We will perform a simple linear regression with the explanatory variable being the amount of livable square footage above ground and the response variable being the sale price.
Reference - https://www.kaggle.com/code/sid321axn/house-price-prediction-gboosting-adaboost-etc/data
model <- lm(price ~ sqft_above, data=housing_prices)
summary(model)
##
## Call:
## lm(formula = price ~ sqft_above, data = housing_prices)
##
## Residuals:
## Min 1Q Median 3Q Max
## -913132 -165624 -41468 109327 5339232
##
## Coefficients:
## Estimate Std.
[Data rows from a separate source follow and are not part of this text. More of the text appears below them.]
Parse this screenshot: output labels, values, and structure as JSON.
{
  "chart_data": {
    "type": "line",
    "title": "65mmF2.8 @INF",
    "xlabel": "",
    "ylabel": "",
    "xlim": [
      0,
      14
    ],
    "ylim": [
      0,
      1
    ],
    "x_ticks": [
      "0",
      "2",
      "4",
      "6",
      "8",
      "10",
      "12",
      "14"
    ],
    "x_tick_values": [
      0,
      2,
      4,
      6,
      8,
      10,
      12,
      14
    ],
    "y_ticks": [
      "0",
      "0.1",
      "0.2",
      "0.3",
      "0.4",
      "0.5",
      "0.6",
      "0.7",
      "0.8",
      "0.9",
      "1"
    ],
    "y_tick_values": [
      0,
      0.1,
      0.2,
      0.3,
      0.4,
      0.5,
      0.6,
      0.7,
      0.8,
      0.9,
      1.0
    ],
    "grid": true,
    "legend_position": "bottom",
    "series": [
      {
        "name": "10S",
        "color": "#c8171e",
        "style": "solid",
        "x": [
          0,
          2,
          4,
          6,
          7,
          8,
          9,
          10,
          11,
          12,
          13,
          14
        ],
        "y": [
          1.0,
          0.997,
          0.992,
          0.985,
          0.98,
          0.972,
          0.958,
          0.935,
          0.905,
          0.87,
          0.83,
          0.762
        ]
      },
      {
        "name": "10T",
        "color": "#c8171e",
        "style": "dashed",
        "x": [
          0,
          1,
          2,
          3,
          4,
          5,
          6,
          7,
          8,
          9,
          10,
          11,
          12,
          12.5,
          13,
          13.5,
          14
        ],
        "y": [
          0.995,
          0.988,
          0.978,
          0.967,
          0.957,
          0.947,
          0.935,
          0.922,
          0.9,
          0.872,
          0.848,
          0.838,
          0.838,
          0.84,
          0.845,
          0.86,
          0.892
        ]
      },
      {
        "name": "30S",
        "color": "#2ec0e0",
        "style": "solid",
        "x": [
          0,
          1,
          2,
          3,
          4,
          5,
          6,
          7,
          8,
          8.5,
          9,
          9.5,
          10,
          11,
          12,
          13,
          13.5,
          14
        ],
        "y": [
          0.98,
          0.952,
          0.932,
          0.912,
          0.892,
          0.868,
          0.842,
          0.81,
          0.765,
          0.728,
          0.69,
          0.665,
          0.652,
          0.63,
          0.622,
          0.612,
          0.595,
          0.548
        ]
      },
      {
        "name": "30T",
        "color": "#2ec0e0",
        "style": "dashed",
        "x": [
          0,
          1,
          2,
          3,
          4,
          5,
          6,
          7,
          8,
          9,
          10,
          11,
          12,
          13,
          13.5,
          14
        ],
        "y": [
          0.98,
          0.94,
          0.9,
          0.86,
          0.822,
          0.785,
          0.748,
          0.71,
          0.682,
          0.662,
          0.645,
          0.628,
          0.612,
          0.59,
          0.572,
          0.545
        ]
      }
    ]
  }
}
Error t value Pr(>|t|)
## (Intercept) 59953.2 4729.8 12.68 <2e-16 ***
## sqft_above 268.5 2.4 111.87 <2e-16 ***
## ---
## Signif. codes: 0 '***' 0.001 '**' 0.01 '*' 0.05 '.' 0.1 ' ' 1
##
## Residual standard error: 292200 on 21611 degrees of freedom
## Multiple R-squared: 0.3667, Adjusted R-squared: 0.3667
## F-statistic: 1.251e+04 on 1 and 21611 DF, p-value: < 2.2e-16
plot(price ~ sqft_above, data=housing_prices)
abline(model)
The data seems to start following the variable until the end where the prices rise very high above the normal line.
residue <- resid(model)
qqnorm(residue)
qqline(residue)
plot(housing_prices$sqft_above, residue)
abline(0, 0)
But we see the data is not random around the zero line. The variability on the left side (lower amount of square footage above ground) is much less than on the right side (higher amount of square footage).
Clearly, this model cannot be used and thus housing prices cannot be explained by square footage above ground.